1530 Coffee/Discussion/Posters
1600 Continuation of Panel Discussion.
1800 Dinner (for those who would like to accompany invited speakers and organizers for informal discussions at dinner, if you would like to join us, please let me (nvk) know)
The talks will be held in the Nisbet Room, David Russell Apartments, Buchanan Gardens, University of St Andrews, KY16 9LY. Please register by Thursday 16/10/2008 by emailing nvk at st-andrews dot ac dot uk with the heading, "QUISCO Meeting 24/10/2008". Attendance is free. Poster JPEG PDF
Professor Barry Sanders
Dr Barry Sanders is iCORE Chair of Quantum Information Science and Director of the Institute for Quantum Information Science at the University of Calgary. He is especially well known for seminal contributions to theories of quantum-limited measurement, highly nonclassical light, practical quantum cryptography, and optical implementations of quantum information tasks. His current research interests include quantum resources and also optical and atomic implementations of quantum information tasks and protocols.
Dr. Sanders is a Fellow of the Institute of Physics (U.K.), the Optical Society of America, the Australian Institute of Physics, and the American Physical Society, a past President of the Australian Optical Society, current Secretary-Treasurer of the American Physical Society Topical Group on Quantum Information, Concepts, and Computation, a member of the American Institute of Physics Education Advisory Committee, and an editorial board member for both Physical Review A and the New Journal of Physics. In addition, Dr. Sanders serves on numerous conference committees for the American Physical Society, the International Society for Optical Engineering (SPIE), the Optical Society of America, and various quantum information conferences.
Professor John Rarity
Prior to moving to the University of Bristol in 2001, Rarity worked as a physicist at the Defence Evaluation and Research Agency (DERA) arm of the UK Ministry of Defence.
Notable early achievements while at DERA included demonstrations of quantum interference and non-locality over large distances, demonstrating a violation of Bell's Inequality over 4km of optical fibre in 1994. These experiments were followed by work in quantum cryptography, resulting in his team at DERA setting a world record of 1.9 km range for free space secure quantum cryptography[2]. A collaboration with Ludwig-Maximilian University, Munich in 2002 successfully demonstrated an open air quantum cryptography experiment over a distance of 23.4km.
Since moving to the University of Bristol, Professor Rarity has built up a substantial group working in experimental quantum optics. One project which has received substantial publicity recently in collaboration with the Quantum Information Processing group at HP Labs is developing affordable quantum key distribution systems. The scheme reduces the cost by using pulsed LEDs rather than lasers for the source of transmitted qubits.

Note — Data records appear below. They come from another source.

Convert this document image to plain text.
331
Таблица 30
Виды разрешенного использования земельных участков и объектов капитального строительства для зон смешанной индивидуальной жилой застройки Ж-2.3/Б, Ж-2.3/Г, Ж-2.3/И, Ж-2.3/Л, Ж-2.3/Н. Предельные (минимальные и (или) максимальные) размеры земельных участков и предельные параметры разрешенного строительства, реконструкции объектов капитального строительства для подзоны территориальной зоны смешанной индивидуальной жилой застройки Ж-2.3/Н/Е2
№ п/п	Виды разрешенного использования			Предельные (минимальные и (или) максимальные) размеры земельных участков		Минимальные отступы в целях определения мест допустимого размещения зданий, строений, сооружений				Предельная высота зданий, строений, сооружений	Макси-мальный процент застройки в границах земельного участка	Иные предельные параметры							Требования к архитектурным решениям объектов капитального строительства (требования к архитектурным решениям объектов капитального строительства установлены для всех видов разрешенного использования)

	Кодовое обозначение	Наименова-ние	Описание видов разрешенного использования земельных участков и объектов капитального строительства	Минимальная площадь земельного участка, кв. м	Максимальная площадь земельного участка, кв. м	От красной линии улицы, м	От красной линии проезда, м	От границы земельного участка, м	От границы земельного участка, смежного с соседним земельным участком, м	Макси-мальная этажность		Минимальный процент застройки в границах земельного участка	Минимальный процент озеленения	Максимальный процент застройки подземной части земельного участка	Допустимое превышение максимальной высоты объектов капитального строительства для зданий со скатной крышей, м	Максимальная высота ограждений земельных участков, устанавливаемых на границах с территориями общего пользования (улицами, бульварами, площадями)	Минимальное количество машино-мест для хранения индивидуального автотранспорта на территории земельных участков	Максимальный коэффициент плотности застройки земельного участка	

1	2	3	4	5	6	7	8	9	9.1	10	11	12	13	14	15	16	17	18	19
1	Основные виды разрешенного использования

In 2007 Professor Rarity has also collaborated in a demonstration of quantum key distribution using free space optical communications over 144 km between the islands of Tenerife and La Palma.
Dr. Yuan Feng
Talk Abstract: The paper by Bennett et al. [C. H. Bennett et al, Phys.

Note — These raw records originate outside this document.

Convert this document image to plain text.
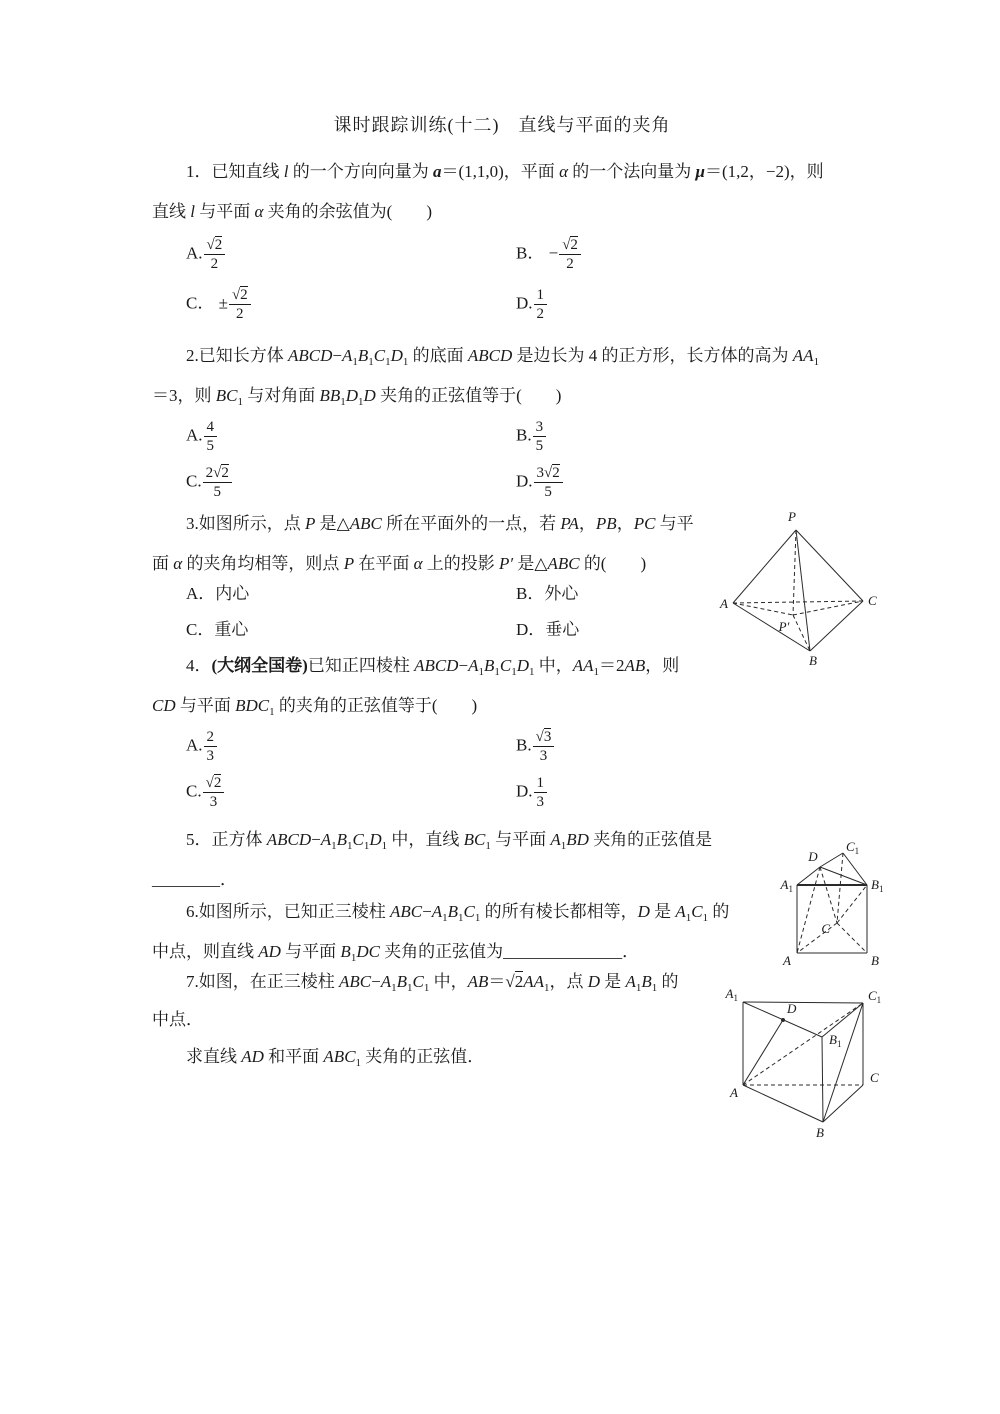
课时跟踪训练(十二)　直线与平面的夹角
1．已知直线 l 的一个方向向量为 a＝(1,1,0)，平面 α 的一个法向量为 μ＝(1,2，−2)，则
直线 l 与平面 α 夹角的余弦值为(　　)
A. $\frac{√2}{2}$	B． − $\frac{√2}{2}$
C． ± $\frac{√2}{2}$	D. $\frac{1}{2}$
2.已知长方体 $ABCD-A_1B_1C_1D_1$ 的底面 ABCD 是边长为 4 的正方形，长方体的高为 $AA_1$
＝3，则 $BC_1$ 与对角面 $BB_1D_1D$ 夹角的正弦值等于(　　)
A. $\frac{4}{5}$	B. $\frac{3}{5}$
C. $\frac{2√2}{5}$	D. $\frac{3√2}{5}$
3.如图所示，点 P 是△ABC 所在平面外的一点，若 PA，PB，PC 与平
面 α 的夹角均相等，则点 P 在平面 α 上的投影 P′ 是△ABC 的(　　)
A．内心	B．外心
C．重心	D．垂心
4．(大纲全国卷)已知正四棱柱 $ABCD-A_1B_1C_1D_1$ 中，$AA_1=2AB$，则
CD 与平面 $BDC_1$ 的夹角的正弦值等于(　　)
A. $\frac{2}{3}$	B. $\frac{√3}{3}$
C. $\frac{√2}{3}$	D. $\frac{1}{3}$
5．正方体 $ABCD-A_1B_1C_1D_1$ 中，直线 $BC_1$ 与平面 $A_1BD$ 夹角的正弦值是
________．
6.如图所示，已知正三棱柱 $ABC-A_1B_1C_1$ 的所有棱长都相等，D 是 $A_1C_1$ 的
中点，则直线 AD 与平面 $B_1DC$ 夹角的正弦值为______________．
7.如图，在正三棱柱 $ABC-A_1B_1C_1$ 中，$AB=√2AA_1$，点 D 是 $A_1B_1$ 的
中点．
求直线 AD 和平面 $ABC_1$ 夹角的正弦值．
P
A	C
B
P′
$C_1$
D
$A_1$	$B_1$
C
A	B
$A_1$	$C_1$
$B_1$
D
A
C
B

Rev. A 59, 1070 (1999).] identified a set of orthogonal
product states in the Hilbert space H(3)xH(3) such that reliably distinguishing those states requires nonlocal
quantum operations. While more examples have been found for this counter-intuitive ``nonlocality without entanglement'' phenomenon,
a complete and computationally verifiable characterization for all such sets of states remains unknown. In this paper, we give such
characterizations for the spacese C(3)xC(3) and C(2)xC(2)xC(2). As a consequence, we show that in both spaces, there is no additional
set of a fundamentally different structure than those of the known instances.